Big Brown became the first horse ever to go into the Belmont having won the Preakness and Kentucky Derby to then come in last. His jockey wisely had pulled him up to save stress on the horse. I admired him for that.
Tonight, I watched my favorite sport, the Professional BullRiders' tour from Orlando. One of my favorite riders is Brazilian Paulo Crimber. And no, it's not because he has the same first name as my neurosurgeon! He's just so much fun with his wacky robot dance he does after he successfully rides a bull, his faith of which he is not ashamed, and just his good nature.
About 2.5 months ago, Paulo came off a bull, landing on the top of his head and "cracking" his C1.
You can imagine how close to home this felt to me.

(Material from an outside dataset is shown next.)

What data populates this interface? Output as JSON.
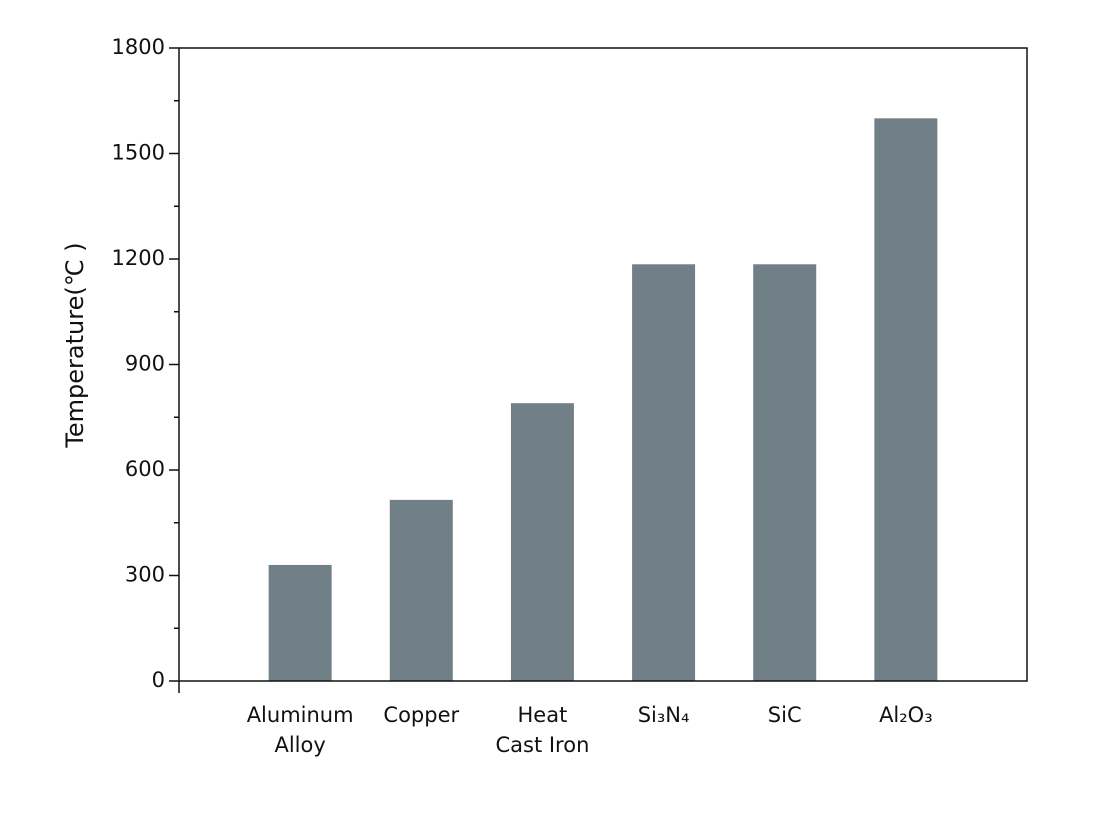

The Justin Sports Medicine surgeon, Dr. Tandy Freeman, reported at the end of that fateful event that Paulo would be back in about 3 weeks.
I did something I never do. I found the bullrider's website. I emailed him that he should NOT return to riding bulls that soon, and told him a bit of my story. I didn't expect to hear back from him and I didn't. No big deal.
Then, tonight, at Orlando, there is Paulo, back and ready to ride. He said to the interviewer, Leah Garcia, that he had not gotten on any practice bulls. That the bull he was about to ride in the competition would be the first one he'd be back riding since "cracking" his C1.
My husband and I watched unbelievably, on live TV, as Paulo came off the bull in almost the same manner as the night he'd broken his neck. Then, the 1200 lb. bull fell on top of him.
The cowboy struggled to his feet and crossed the arena holding on to the back of his head, an area I know all too well. He knelt against the doctor with his head into the doctor's chest, looking for comfort. I knew how he must be feeling. There is NO feeling, nothing to compare, to pain in that area that is millimeters from your brainstem.
Dr. Freeman asked him where he hurt and Paulo said, "My neck." The doctor asked him if he thought he could walk out of the arena and Paulo said yes. Dr. Freeman said, "Well let's do that then."
Paulo stood up and walked out, wincing with each step in a way that cut me to the bone. I know so well what that wincing represents.
I was simply incredulous. I knew he should not be returning to bullriding, not this year, if ever again at all. And to see this horrific wreck, it hit me strongly.
Later, reporter Leah Garcia stated that Dr. Freeman said that Paulo had broken his collar bone.
The commentators and we, ourselves, breathed a sigh of relief. JW Hart said, "Hey, it's bad he broke his collarbone, but a collarbone is better than a broken neck any day!"
But...from my own experience...they really do not know yet what happened to Paulo in this subsequent wreck. The doctors didn't know I had suffered atlanto occipital dislocation until 3. 5 years after my injury! I am praying for Paulo and for his doctors and that they will go to the lengths necessary to discover the extent of this accident tonight, especially as it relates to his C1.
How sad to see a youthful athlete at the top of his game cut down like this.
The picture above is of Paulo, swiped from his website.